How do We Develop Our Leadership Ability through the Enneagram?

How do We Develop Our Leadership Ability through the Enneagram?

Demet Tahmiscioğlu

Synopsis

Many personality models support professionals for understanding themselves better and to identify their strengths and blind spots, but none of them does this as good as the Enneagram. Thanks to the Enneagram which reveals our inherent system of instinctual values and the nine strategies we use to satisfy those values. In this piece, we will look into our instinctual biases and how they effect our leadership style.

People with all sorts of personalities can be successful at work. Our personality style does not determine our success, and while it is often the source of many of our strengths, it can create blind spots and obstacles that can hold us back. So how can we leverage the strenghts of our personality and more-quickly recognize blindspots and obstacles and overcome them?

Many personality models support professionals on this issue, but Enneagram is one step ahead, thanks to its two dimensional structure which comprises both the instinctual biases and the nine strategies.
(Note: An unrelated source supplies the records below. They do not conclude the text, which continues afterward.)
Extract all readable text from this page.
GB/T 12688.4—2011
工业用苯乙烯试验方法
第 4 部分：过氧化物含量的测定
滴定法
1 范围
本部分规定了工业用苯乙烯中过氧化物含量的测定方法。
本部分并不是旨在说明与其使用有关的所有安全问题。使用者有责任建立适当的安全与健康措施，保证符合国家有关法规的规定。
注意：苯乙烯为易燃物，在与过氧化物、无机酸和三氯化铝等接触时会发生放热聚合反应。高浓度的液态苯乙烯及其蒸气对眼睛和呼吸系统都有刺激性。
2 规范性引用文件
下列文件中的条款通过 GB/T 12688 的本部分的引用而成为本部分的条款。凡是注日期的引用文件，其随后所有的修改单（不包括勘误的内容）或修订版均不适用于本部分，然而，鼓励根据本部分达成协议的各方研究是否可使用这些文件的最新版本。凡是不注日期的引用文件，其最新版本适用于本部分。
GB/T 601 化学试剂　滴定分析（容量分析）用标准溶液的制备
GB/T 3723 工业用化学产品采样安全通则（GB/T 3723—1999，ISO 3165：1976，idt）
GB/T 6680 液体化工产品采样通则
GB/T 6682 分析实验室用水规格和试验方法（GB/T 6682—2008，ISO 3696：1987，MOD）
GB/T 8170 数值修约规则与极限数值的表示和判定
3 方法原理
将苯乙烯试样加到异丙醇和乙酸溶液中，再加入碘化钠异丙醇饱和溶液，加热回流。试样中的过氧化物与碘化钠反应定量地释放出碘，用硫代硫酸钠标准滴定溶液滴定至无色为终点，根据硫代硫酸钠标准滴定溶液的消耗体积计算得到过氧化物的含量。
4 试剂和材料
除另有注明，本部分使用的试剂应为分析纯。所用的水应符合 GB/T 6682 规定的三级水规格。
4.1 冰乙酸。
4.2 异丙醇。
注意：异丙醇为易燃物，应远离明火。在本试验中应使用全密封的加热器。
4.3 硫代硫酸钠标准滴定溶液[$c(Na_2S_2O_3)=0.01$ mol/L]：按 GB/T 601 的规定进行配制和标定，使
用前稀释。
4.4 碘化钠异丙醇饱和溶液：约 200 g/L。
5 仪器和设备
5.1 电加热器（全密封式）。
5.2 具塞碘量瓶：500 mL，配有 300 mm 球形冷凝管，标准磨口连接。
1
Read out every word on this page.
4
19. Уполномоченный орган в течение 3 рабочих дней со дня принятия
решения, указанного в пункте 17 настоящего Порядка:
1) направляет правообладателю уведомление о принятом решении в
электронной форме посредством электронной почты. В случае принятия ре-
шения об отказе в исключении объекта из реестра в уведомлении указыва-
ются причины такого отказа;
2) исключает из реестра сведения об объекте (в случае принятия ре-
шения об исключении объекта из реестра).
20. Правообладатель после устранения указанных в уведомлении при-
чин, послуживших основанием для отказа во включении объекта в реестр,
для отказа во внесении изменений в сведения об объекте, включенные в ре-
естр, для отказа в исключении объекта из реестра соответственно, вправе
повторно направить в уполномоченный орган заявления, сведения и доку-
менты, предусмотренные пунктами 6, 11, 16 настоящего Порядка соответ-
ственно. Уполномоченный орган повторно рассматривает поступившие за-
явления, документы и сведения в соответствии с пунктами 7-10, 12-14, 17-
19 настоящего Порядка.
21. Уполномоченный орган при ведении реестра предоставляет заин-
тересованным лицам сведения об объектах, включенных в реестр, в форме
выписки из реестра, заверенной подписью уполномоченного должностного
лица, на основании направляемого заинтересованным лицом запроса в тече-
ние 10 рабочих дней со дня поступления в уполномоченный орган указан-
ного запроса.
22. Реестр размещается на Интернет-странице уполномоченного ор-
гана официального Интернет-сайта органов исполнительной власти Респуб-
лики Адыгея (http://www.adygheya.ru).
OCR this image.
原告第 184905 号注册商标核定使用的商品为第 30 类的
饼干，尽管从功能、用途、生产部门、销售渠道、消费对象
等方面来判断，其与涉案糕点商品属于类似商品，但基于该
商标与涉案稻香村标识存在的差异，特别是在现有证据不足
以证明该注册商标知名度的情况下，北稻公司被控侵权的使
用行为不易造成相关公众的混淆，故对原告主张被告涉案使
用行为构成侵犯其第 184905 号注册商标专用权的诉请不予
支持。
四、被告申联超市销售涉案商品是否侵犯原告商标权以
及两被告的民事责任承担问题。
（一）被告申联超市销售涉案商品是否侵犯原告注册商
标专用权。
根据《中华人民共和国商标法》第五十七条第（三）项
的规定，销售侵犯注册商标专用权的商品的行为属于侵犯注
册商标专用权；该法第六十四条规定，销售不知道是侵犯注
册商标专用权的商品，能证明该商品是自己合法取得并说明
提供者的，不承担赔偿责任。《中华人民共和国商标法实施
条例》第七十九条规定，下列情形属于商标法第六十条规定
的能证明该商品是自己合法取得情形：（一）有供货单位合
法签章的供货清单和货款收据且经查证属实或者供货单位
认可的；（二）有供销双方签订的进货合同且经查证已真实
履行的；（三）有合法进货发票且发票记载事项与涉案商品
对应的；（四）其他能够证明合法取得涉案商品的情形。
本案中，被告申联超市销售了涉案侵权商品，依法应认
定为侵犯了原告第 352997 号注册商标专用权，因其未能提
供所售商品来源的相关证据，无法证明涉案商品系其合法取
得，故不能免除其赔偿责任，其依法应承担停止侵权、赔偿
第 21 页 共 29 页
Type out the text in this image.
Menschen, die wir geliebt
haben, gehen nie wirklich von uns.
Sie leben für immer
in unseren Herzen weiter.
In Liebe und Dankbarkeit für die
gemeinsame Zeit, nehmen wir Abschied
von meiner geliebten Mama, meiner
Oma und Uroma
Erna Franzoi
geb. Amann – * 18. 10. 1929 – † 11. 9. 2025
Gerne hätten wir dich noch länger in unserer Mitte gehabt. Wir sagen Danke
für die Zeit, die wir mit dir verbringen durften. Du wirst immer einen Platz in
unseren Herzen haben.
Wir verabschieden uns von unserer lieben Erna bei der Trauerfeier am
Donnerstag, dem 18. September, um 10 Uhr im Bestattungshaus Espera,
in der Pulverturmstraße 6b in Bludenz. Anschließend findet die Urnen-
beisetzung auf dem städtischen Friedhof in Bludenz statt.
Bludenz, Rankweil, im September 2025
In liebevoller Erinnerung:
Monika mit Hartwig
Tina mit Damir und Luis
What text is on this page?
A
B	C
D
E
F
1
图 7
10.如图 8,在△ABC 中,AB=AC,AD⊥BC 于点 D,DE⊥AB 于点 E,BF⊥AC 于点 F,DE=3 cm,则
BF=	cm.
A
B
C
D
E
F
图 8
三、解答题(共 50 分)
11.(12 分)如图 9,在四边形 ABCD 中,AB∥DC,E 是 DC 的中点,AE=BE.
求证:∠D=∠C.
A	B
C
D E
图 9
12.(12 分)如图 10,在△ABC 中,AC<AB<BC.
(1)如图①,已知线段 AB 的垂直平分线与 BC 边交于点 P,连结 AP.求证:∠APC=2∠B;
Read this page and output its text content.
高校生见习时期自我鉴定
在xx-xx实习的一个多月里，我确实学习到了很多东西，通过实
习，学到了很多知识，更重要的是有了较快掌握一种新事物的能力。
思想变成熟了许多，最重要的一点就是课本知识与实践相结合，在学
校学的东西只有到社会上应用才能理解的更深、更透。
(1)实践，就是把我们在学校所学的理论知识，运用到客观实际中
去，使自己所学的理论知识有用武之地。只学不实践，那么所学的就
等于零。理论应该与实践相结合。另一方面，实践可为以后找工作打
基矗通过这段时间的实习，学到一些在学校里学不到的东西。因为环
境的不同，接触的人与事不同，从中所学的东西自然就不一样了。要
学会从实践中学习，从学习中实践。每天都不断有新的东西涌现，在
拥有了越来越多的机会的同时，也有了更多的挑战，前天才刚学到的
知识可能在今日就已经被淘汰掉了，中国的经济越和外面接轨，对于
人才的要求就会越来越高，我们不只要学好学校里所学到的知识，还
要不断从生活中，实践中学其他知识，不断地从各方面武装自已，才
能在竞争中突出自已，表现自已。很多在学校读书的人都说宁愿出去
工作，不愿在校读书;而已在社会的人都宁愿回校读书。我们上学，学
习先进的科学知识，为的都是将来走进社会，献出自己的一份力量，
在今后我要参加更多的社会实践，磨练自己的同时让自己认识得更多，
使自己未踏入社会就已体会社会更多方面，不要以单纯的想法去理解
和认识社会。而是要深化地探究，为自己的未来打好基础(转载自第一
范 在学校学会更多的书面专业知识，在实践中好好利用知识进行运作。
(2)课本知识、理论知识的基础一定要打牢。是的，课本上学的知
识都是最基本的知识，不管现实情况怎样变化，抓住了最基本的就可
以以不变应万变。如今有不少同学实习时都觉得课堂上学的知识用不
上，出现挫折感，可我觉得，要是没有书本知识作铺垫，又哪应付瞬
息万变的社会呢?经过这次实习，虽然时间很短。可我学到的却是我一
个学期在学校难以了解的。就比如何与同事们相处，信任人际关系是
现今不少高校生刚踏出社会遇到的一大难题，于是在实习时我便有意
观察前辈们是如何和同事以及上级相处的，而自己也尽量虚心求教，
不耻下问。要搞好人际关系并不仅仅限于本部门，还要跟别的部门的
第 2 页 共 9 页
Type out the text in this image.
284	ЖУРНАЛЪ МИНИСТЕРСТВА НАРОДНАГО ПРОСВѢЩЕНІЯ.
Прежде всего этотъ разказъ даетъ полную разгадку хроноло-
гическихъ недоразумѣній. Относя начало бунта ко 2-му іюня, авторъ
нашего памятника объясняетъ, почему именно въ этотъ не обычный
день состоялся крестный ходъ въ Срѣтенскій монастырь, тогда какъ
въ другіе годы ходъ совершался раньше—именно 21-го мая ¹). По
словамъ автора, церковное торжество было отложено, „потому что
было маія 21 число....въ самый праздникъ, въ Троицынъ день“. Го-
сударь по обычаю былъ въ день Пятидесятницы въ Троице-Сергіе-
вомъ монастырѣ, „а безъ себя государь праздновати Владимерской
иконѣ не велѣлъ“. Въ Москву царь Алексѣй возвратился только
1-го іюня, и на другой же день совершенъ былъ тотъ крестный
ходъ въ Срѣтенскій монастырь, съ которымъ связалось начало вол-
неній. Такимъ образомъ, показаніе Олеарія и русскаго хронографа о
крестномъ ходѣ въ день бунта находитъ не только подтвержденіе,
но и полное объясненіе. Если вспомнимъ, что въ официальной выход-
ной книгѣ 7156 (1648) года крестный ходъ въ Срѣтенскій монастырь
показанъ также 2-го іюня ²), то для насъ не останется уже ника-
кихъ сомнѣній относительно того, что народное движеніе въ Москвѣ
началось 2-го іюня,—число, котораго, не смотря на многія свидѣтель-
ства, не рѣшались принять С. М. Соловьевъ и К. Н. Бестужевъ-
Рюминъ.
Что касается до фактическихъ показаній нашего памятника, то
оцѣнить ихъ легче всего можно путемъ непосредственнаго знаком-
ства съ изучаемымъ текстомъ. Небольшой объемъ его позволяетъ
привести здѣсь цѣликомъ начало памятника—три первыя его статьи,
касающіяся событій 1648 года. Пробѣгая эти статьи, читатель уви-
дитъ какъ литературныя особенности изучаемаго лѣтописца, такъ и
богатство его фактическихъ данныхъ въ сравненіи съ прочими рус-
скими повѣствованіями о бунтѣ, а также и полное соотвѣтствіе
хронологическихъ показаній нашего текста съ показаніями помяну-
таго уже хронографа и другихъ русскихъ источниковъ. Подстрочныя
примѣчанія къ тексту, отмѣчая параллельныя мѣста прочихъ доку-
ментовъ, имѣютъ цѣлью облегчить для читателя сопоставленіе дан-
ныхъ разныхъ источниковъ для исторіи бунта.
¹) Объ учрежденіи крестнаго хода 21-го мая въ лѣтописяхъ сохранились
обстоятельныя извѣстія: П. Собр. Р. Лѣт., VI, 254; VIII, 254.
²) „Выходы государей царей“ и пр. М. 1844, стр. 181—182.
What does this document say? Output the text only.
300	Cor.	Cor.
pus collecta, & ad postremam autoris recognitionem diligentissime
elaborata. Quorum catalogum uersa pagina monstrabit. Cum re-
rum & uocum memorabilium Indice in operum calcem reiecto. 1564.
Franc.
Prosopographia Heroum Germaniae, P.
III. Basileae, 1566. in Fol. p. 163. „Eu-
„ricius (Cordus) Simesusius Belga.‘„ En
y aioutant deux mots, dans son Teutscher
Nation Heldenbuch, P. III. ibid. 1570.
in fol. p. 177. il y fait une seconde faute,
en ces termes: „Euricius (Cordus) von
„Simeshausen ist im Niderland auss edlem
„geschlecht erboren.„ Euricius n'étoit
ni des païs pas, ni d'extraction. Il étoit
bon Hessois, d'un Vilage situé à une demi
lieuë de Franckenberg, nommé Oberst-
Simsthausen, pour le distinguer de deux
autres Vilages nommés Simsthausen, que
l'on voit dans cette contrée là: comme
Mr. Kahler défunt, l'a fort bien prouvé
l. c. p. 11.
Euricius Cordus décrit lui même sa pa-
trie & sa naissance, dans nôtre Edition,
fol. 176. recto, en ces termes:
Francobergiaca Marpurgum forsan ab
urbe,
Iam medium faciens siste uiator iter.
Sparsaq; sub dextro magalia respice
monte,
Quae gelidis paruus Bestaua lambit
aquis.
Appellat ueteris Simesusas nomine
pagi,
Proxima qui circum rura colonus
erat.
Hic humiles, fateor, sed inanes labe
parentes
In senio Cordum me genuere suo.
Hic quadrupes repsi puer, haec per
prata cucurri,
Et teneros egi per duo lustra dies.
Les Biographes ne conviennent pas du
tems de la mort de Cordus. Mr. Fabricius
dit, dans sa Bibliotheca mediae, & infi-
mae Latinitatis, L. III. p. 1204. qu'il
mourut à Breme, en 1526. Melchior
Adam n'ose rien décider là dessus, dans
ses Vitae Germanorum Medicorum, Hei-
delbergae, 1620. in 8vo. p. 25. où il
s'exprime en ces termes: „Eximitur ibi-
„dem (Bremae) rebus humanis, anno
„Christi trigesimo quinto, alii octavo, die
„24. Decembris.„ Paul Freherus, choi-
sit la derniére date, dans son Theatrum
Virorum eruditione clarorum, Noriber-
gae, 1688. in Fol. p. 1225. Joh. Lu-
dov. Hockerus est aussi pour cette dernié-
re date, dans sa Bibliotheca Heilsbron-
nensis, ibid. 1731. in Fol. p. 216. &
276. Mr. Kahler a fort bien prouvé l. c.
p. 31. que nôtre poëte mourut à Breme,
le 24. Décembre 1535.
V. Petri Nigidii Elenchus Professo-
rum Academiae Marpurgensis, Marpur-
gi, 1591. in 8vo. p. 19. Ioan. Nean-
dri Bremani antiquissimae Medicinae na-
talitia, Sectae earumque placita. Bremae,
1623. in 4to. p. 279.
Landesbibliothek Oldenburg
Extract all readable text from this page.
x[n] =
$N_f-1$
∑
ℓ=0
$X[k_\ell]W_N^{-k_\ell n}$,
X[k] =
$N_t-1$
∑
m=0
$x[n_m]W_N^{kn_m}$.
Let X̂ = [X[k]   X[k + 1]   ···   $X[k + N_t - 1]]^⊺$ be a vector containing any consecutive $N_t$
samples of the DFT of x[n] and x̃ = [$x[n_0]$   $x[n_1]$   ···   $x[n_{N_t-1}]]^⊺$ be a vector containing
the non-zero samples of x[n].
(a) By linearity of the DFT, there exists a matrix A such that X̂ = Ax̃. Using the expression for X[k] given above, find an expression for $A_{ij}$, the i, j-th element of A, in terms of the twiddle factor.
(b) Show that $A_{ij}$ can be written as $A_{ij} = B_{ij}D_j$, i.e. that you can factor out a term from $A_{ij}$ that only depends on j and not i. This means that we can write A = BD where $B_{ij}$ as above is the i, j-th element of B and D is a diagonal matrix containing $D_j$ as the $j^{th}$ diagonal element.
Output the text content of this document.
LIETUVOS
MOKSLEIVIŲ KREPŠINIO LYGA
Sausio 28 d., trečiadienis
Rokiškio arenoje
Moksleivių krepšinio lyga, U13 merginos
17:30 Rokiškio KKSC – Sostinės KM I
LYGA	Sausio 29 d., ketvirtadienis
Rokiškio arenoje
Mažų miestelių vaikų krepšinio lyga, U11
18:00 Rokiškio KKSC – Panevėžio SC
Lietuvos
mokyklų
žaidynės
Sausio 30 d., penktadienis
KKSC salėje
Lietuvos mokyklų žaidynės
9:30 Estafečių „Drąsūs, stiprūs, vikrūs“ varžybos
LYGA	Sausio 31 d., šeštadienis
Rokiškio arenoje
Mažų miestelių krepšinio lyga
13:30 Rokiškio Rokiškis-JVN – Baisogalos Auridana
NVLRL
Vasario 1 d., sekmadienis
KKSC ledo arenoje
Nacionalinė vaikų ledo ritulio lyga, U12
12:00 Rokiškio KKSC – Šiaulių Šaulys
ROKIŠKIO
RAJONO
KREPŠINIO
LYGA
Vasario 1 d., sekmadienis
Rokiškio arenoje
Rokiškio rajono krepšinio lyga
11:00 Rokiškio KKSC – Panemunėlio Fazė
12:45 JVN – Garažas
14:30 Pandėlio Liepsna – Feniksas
In other words, the Enneagram helps us understand what is important to people and how they go about getting those things that are important to them. This information is valuable for business life, where team work and project management can be issues of personality conflicts.

If you want to know people in your work life better, work more effectively together and lead teams that achieve business results, you should know the Enneagram. “Enneagram” literally refers to a diagram with nine intersecting lines creating nine points enclosed in a circle (“ennea” is Greek for nine, “gram” for drawing). This diagram is used to represent nine personality styles and the interrelationships among those styles.

There are two dimensions of personality described by the Enneagram—our inherent system of instinctual values and the nine strategies we use to satisfy those values.

What Are the Instinctual Biases?

Dimension 1 of the Enneagram personality model is the three instinctual biases. The instinctual biases are deeply ingrained tendencies to find certain aspects of life more important than others and to focus our attention accordingly. These instinctual concerns fall into three broad domains.

We all pay some attention to each of these domains, but we tend to focus on them unequally and we are biased toward one of the domains noticeably more than the others.

What we value influences what we focus on at work. These instinctual biases have a dramatic effect on how we interact with coworkers, how we lead, how teams function, and more.

Those domains are:

  1. Preserving: Focused on “nesting and nurturing” and on ensuring that fundemental survival needs are met for things like food, water, comfort, shelter, and overall safety from harm.
  2. Navigating: Focused on “orienting to the group” and on building alliances, creating trust and reciprocity, and understanding how oneself and others fit into the group.
  3. Transmitting: Focused on “attracting and bonding” and on passing genes, beliefs, values, interests, and worldview to others in order to make them carriers of that information.

How Do Instinctual Biases Effect Our Leadership Style?

People with different instinctual biases will focus on different tasks and objectives and we are often surprised when people place their priorities somewhere other than where we do. Such value discrepancies are often a significant source of miscommunication and conflict in the workplace. Understanding the influence of the instinctual biases can help us reduce them.

There are different leadership behavior regarding each instinctual domain.

  • Preservers are naturally drawn to “the nuts & bolts”; structures, processes, and procedures, playing the devils’s advocate, finance/budgeting, organization of materials, etc. Their strengths are administration and processing data, predicting problems, creating processes. Cautious and conservative; prefer proven methods to risky experimentation.
  • Navigators are naturally drawn to culture: interpersonal dynamics and organizational culture; building teams. Their strengths are building consensus and shaping group identity, focusing on the big-picture and strategic thinking.
  • Transmitter’s are naturally drawn to “sizzle”; presentation/promotion of self and products, creating network and attracting others, competing. Their strenghts are charisma, building relationships with customers, channel partners, and strategic allies; selling inside and outside the organization, inspiring workforce.

Each leadership style also has weaknesses, we’re not very good at what we neglect.

  • Preservers may be too introverted; focus on task rather than interpersonal issues. Lack of charisma; cautious rather than risk-taking; detached rather than inspirational.
  • Navigators may neglect administrative details, processes, and procedures; making difficult personnel decisions (e.g. addressing underperformance), performance discipline.
  • Transmitters may focus on charisma at expense molding organizational culture, neglecting career development of subordinates, self-focus may put own interests before company/employees.